There were positive and negatives to choosing a piece of art at school. I love the fact that it’s a large print that I could get up close to and evaluate thoroughly without having to worry that details might be missing, such as you find when researching artwork online. I could see all colors, details, and textures just as the artist intended them to look. I did not like however that information on the artist was so scarce. When I look at a piece of art I also like to be able to look up information that may help me realize the motivation the artist had and the vision he wished to carry across.
Despite the various works of art on campus I decided to stick with this piece of art because it jumped out at me more so than any other piece I’ve seen on campus, as a photographer I think I better understand what goes into making a work better than I’d understand a painting.

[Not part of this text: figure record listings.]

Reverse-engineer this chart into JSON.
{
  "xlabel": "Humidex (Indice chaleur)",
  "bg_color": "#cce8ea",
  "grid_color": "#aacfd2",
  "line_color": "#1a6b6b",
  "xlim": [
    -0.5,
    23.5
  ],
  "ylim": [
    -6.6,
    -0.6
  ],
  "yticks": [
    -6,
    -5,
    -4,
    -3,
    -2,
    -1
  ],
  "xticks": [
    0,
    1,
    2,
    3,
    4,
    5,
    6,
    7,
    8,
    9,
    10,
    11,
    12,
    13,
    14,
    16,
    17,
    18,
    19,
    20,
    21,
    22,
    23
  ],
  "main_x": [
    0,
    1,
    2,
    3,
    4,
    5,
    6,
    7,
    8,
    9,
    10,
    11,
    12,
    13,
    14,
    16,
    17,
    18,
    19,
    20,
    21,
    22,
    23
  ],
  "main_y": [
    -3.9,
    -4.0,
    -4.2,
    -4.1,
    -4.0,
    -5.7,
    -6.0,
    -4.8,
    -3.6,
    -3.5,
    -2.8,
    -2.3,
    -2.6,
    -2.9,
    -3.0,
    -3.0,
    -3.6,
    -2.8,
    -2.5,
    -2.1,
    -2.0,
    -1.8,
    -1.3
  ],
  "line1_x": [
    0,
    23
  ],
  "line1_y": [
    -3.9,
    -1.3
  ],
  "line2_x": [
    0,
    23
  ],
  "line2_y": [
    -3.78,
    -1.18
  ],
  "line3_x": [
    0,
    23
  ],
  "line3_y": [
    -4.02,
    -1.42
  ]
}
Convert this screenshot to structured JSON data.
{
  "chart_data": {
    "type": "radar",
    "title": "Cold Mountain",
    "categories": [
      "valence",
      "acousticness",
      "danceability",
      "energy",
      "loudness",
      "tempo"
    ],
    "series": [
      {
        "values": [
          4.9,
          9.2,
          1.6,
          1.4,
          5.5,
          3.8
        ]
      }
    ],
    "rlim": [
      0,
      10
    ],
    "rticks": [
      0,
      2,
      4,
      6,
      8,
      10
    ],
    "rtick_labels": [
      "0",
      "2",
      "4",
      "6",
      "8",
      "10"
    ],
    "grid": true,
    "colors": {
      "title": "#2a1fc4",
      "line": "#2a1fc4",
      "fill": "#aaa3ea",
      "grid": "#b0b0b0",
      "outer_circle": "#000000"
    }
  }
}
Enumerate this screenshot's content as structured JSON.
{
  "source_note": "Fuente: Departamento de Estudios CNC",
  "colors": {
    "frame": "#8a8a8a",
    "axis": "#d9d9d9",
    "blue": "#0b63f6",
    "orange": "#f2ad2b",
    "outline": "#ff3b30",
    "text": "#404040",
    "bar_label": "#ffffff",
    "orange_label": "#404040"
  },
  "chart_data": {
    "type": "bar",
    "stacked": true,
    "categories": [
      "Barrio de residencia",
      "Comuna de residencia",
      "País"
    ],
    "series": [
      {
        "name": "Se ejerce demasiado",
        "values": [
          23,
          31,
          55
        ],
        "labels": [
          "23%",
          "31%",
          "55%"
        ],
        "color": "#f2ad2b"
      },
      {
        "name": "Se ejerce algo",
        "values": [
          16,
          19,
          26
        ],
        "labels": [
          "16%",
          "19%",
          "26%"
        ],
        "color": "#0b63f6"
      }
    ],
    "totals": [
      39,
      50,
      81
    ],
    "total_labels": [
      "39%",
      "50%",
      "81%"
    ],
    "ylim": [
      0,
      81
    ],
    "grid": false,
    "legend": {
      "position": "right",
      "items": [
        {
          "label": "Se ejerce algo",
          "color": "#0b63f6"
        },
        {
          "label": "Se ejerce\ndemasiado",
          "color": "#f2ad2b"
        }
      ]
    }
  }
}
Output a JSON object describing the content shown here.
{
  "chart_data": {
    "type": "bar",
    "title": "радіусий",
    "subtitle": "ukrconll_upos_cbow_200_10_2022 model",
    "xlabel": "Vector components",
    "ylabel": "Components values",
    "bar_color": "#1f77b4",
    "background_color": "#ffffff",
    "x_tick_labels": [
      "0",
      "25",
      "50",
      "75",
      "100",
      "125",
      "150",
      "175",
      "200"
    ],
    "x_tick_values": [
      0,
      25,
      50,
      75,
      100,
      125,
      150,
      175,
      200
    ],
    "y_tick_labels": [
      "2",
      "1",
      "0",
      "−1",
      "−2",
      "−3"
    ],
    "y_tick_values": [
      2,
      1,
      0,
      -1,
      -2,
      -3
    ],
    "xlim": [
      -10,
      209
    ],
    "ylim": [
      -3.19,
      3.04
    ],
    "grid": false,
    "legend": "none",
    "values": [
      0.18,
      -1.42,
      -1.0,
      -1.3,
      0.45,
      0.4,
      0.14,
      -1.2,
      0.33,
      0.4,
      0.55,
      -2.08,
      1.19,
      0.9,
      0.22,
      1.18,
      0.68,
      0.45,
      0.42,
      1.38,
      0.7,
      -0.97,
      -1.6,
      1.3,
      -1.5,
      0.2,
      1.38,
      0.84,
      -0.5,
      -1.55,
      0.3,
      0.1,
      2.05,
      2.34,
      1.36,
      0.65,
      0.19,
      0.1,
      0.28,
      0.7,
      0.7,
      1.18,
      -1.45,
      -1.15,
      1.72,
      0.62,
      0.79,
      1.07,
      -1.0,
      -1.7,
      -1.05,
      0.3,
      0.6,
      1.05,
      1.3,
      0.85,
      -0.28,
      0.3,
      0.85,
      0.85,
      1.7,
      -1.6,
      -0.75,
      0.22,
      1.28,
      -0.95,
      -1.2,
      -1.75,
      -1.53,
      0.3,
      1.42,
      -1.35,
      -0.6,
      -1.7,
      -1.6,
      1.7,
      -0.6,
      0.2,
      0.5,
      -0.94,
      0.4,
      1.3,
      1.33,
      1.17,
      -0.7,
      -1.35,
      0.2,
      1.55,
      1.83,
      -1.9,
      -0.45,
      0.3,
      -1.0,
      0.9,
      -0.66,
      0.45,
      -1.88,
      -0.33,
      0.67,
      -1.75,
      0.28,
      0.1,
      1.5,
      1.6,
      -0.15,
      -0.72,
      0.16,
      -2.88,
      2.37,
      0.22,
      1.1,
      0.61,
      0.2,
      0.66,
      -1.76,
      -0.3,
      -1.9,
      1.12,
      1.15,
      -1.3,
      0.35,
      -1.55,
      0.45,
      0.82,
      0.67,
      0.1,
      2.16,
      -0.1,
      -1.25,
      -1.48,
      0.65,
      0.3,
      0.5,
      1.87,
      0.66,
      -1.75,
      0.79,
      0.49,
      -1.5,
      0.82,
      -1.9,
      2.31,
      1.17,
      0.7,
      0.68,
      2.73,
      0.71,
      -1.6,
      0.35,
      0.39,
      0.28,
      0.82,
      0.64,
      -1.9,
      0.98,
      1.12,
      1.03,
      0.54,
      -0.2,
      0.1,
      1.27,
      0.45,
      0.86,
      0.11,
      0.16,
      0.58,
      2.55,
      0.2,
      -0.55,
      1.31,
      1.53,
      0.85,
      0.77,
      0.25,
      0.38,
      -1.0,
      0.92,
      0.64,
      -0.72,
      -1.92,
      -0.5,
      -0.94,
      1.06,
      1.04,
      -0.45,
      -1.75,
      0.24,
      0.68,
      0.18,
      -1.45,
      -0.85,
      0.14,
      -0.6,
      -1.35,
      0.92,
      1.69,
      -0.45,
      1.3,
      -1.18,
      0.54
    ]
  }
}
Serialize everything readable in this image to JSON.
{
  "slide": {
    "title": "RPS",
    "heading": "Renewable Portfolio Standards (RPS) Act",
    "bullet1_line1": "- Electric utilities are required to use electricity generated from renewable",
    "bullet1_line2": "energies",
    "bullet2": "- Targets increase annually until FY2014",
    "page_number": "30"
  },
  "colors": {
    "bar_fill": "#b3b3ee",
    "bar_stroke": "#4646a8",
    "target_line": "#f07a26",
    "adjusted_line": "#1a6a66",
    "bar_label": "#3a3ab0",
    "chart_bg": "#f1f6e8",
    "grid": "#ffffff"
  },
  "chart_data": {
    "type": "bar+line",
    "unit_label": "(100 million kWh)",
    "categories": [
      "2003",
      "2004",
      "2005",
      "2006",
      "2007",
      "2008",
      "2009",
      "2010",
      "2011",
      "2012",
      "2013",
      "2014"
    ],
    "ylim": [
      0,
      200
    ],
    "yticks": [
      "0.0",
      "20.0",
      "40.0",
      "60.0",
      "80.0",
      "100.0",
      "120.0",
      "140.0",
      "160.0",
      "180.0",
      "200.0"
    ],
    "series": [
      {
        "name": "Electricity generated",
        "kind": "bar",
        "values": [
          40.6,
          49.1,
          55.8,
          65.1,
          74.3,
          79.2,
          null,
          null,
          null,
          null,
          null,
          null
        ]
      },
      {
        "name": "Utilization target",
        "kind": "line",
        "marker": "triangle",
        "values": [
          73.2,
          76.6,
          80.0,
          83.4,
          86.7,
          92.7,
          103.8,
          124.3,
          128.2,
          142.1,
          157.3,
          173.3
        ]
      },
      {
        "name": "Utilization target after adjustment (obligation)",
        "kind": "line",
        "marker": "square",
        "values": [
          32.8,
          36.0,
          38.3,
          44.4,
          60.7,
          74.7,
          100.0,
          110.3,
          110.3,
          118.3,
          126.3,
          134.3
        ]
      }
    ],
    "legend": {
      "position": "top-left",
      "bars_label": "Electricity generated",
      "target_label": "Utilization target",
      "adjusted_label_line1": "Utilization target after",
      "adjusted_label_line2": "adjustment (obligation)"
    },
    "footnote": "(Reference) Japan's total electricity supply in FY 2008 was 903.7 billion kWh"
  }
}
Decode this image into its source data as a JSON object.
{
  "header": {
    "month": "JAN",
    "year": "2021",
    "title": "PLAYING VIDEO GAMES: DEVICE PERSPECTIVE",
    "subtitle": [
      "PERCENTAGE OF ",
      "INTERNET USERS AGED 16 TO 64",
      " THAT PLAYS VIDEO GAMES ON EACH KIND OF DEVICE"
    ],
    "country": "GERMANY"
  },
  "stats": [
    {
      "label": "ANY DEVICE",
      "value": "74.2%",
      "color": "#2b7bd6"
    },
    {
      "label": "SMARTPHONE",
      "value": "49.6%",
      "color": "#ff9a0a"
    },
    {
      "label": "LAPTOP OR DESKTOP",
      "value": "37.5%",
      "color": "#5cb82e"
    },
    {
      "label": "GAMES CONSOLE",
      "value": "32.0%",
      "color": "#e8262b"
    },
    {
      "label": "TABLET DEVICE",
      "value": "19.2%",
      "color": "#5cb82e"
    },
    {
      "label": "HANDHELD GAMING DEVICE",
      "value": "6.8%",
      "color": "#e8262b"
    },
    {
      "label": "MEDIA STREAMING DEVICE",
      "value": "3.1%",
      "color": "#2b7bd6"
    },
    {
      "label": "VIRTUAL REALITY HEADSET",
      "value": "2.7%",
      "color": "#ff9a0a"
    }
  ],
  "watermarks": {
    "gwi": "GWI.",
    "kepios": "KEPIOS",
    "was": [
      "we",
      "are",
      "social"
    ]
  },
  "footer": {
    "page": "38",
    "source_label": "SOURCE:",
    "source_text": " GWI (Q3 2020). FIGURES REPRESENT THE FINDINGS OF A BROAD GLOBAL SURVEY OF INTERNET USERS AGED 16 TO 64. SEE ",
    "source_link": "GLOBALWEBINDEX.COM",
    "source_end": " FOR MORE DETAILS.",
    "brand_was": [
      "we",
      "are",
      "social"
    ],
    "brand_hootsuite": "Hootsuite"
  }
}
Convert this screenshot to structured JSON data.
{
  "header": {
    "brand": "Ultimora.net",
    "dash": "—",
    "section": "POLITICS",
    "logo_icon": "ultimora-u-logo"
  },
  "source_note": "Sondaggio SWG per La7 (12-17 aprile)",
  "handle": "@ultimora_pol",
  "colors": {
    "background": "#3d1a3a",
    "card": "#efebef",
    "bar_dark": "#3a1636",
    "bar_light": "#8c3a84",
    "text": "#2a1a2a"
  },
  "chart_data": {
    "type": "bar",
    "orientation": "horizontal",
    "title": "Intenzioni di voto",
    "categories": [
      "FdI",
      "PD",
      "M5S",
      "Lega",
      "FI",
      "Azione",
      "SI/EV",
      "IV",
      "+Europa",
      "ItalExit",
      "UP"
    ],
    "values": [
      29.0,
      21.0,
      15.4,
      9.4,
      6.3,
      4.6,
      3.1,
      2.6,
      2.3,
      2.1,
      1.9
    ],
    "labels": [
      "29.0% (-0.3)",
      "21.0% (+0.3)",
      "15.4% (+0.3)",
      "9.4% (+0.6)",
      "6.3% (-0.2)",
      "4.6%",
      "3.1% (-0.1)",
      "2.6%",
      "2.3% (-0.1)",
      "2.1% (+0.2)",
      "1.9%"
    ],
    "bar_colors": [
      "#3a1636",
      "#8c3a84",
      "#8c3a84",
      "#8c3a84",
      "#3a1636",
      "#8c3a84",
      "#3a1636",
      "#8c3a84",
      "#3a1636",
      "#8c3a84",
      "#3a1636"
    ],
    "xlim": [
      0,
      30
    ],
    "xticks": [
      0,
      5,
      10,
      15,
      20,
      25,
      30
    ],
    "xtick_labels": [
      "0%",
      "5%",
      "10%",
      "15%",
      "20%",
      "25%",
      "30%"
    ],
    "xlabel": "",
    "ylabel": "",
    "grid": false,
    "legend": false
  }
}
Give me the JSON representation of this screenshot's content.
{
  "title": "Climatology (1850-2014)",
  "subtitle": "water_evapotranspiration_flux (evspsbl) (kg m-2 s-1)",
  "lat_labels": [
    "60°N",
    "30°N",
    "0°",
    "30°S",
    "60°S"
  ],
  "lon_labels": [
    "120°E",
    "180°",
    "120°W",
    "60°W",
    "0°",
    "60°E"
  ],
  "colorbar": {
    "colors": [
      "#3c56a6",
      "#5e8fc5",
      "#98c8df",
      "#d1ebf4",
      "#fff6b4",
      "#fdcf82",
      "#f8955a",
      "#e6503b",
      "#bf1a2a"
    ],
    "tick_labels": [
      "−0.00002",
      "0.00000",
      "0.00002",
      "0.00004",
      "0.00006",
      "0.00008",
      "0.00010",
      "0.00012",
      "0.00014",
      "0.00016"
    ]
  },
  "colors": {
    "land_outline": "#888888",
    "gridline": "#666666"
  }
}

True Colors is really a great piece that speaks a lot about what the artist thinks about our government which makes it a representative piece. He uses a place that we recognize, the capital building, and puts it in new light. The fact that the capital building is in completely black, a color that often represents evil and darkness gives the piece an overall feeling of not only distain but fear. The artist achieves this look by using a technique called backlighting. Backlighting is when the subject you’re focusing on is directly in front of your direct light source, the product is a silhouette form that can be very powerful when used correctly, such as here. The artist does a great job of capturing this without over exposing the clouds. They add not only great texture to the piece but also their colors help to reinforce the seemingly menacing feeling consistent with the piece. This work also portrays a great example of linear perspective. The trees in the foreground help lead our eye back to the capital building reestablishing it as the focal point of the image.